If this sounds terrifying, the class includes several safeguards to ensure that the process remains healthy and under control. Two trained facilitators, who specialize in group dynamics and interpersonal communication, are assigned to each group of 12 students. Every student is sworn to strict confidentiality. Nothing that takes place during Touchy-Feely sessions, not even the names of the other participants, can ever leave the room.

In this safe--some might even say sacred--space, students are able to speak freely about themselves and others. They are challenged to be unflinchingly direct and honest with one another, with the best of intentions. And they are asked to listen well to the hard truths that may come their way.

Touchy-Feely may be the only business school course in the country in which your grade is based on your willingness to be honest, open, and vulnerable.

The immense popularity of the course speaks to a growing recognition that soft skills can be your most valuable tools in the business world.

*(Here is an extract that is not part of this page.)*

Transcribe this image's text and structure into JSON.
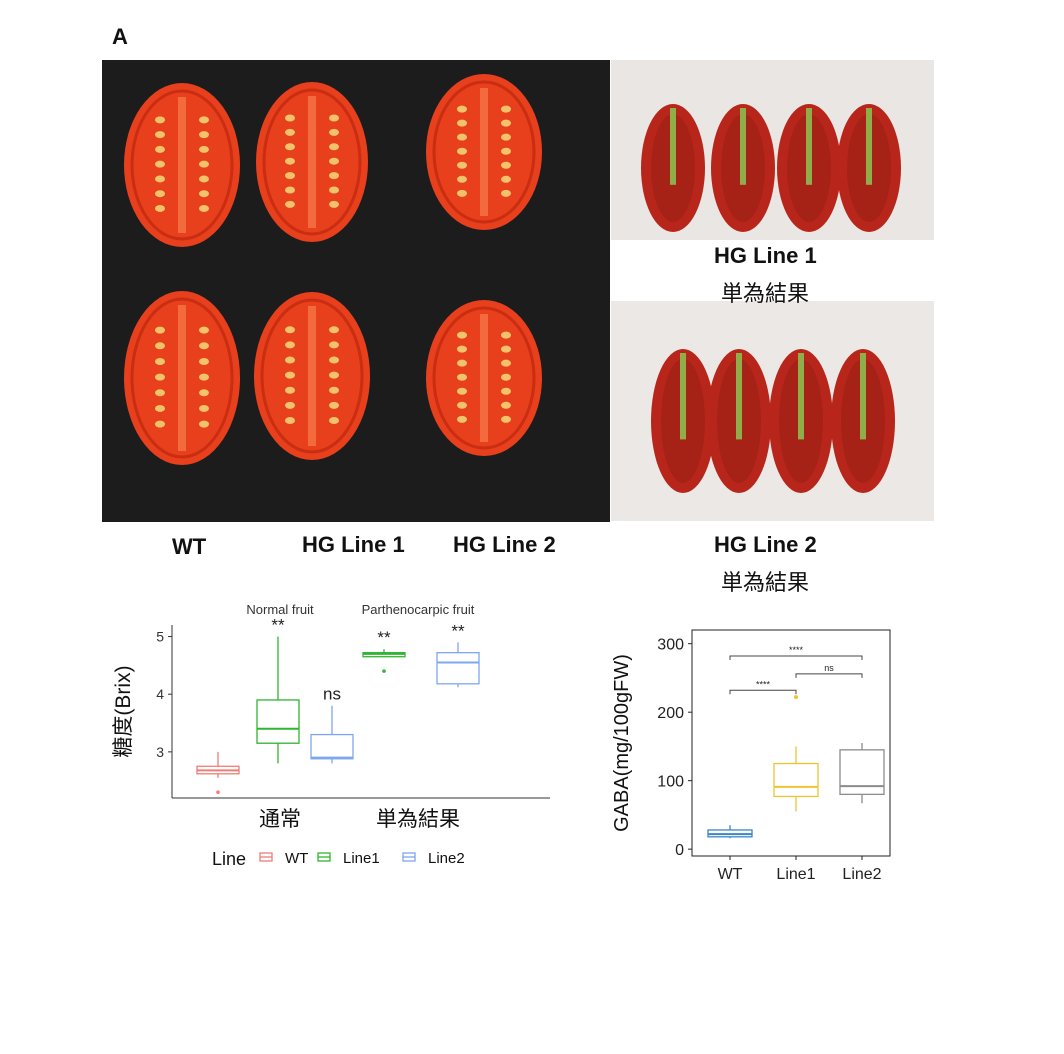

Interpersonal Dynamics offers a rare opportunity to experience intensive training in these skills in a safe environment--where little except your own pride is at stake.

Applicable lessons for work and home.

Especially for entrepreneurs, who must win over skeptical investors, partners, customers, and family members, the ability to communicate and resolve conflict well is paramount. Tough conversations are a daily experience.

Knowing how to navigate through them, toward positive outcomes and with the relationship intact, can only make you more effective in the office and at home.

Every student I know who has undergone Touchy-Feely remembers it as one of their most challenging experiences at the Stanford Business School. But they also remember it as a time of profound personal growth that has equipped them well for management and leadership, as well as marriage and parenthood.

No wonder, then, that Stanford keeps having to expand the capacity of the class. We could all benefit from a little more experience with Touchy-Feely.